Matthew T. O'Connor wrote:

On Fri, 2003-10-17 at 10:25, Shridhar Daithankar wrote:

OK. So here is what I understand. I have a table which contains 100 rows which appeated there due to some insert operation. Then I vacuum it. And sit there for internity for rest of the database to approach the singularity(the xid wraparound..:-) Nice term, isn't it?).

So this static table is vulnerable to xid wraparound? I doubt.

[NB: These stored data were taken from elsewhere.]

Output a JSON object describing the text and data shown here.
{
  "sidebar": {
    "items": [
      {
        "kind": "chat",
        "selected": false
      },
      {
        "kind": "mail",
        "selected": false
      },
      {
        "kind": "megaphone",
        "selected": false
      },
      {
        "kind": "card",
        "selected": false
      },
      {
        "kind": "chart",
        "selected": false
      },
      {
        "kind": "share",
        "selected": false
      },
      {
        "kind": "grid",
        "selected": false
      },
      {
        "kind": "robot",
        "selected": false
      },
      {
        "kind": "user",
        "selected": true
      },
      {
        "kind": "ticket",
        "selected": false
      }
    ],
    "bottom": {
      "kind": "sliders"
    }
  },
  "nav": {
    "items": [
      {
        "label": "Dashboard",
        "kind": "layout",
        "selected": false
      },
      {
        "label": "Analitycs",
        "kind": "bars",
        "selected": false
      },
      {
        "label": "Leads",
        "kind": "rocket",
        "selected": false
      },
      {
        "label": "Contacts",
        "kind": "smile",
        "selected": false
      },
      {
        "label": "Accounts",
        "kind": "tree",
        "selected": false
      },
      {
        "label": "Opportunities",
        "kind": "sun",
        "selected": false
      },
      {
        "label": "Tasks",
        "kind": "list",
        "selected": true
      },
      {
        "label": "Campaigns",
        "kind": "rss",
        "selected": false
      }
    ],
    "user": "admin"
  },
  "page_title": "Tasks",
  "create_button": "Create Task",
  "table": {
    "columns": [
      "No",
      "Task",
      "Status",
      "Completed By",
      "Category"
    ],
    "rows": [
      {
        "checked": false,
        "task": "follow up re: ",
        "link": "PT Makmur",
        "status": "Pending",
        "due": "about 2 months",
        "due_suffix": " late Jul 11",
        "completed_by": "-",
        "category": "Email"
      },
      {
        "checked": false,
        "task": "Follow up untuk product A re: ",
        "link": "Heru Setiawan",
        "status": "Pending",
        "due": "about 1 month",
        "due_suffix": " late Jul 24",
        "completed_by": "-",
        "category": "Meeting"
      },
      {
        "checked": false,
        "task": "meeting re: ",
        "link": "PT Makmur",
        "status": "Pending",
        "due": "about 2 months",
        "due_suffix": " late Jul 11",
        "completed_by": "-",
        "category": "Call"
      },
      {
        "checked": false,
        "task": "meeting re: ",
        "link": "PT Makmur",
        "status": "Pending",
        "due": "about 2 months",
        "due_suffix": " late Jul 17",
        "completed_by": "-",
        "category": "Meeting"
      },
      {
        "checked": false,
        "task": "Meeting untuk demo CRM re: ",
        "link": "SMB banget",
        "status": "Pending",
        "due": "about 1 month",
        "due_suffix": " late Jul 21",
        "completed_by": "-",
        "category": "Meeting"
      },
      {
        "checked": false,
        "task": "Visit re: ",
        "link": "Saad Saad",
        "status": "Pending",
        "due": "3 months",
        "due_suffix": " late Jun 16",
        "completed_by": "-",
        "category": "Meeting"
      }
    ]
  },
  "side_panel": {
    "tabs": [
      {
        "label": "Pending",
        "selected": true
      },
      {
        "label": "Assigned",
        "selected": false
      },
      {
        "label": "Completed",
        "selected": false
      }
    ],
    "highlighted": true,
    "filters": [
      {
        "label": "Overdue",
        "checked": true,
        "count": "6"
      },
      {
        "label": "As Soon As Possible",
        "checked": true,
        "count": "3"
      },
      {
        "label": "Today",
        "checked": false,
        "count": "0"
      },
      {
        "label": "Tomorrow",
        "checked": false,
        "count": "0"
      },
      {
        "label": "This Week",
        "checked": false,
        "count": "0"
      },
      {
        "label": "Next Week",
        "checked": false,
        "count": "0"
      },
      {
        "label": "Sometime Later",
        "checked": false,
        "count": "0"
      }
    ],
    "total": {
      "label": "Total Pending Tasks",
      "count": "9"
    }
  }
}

No that table would probably be ok, because you did a vacuum on it after
the inserts. The problem is that pg_autovacuum may choose not to do a
vacuum if you didn't cross a threshold, or someone outside of
pg_autovacuum may have done the vacuum and autovac doesn't know about
it, so it can't guarantee that all tables in the database are safe from
xid wraparound.


One additional thing, some of this might be possible if pg_autovacuum
saved its data between restarts. Right now it restarts with no memory
of what happened before.

Well, the unmaintened gborg version adopted approach of storing such info. in a table, so that it survives postgresql/pg_atuvacuum restart or both.


That was considered a tablespace pollution back then. But personally I think, it should be ok. If ever it goes to catalogues, I would rather add few columns to pg_class for such a stat. But again, thats not my call to make.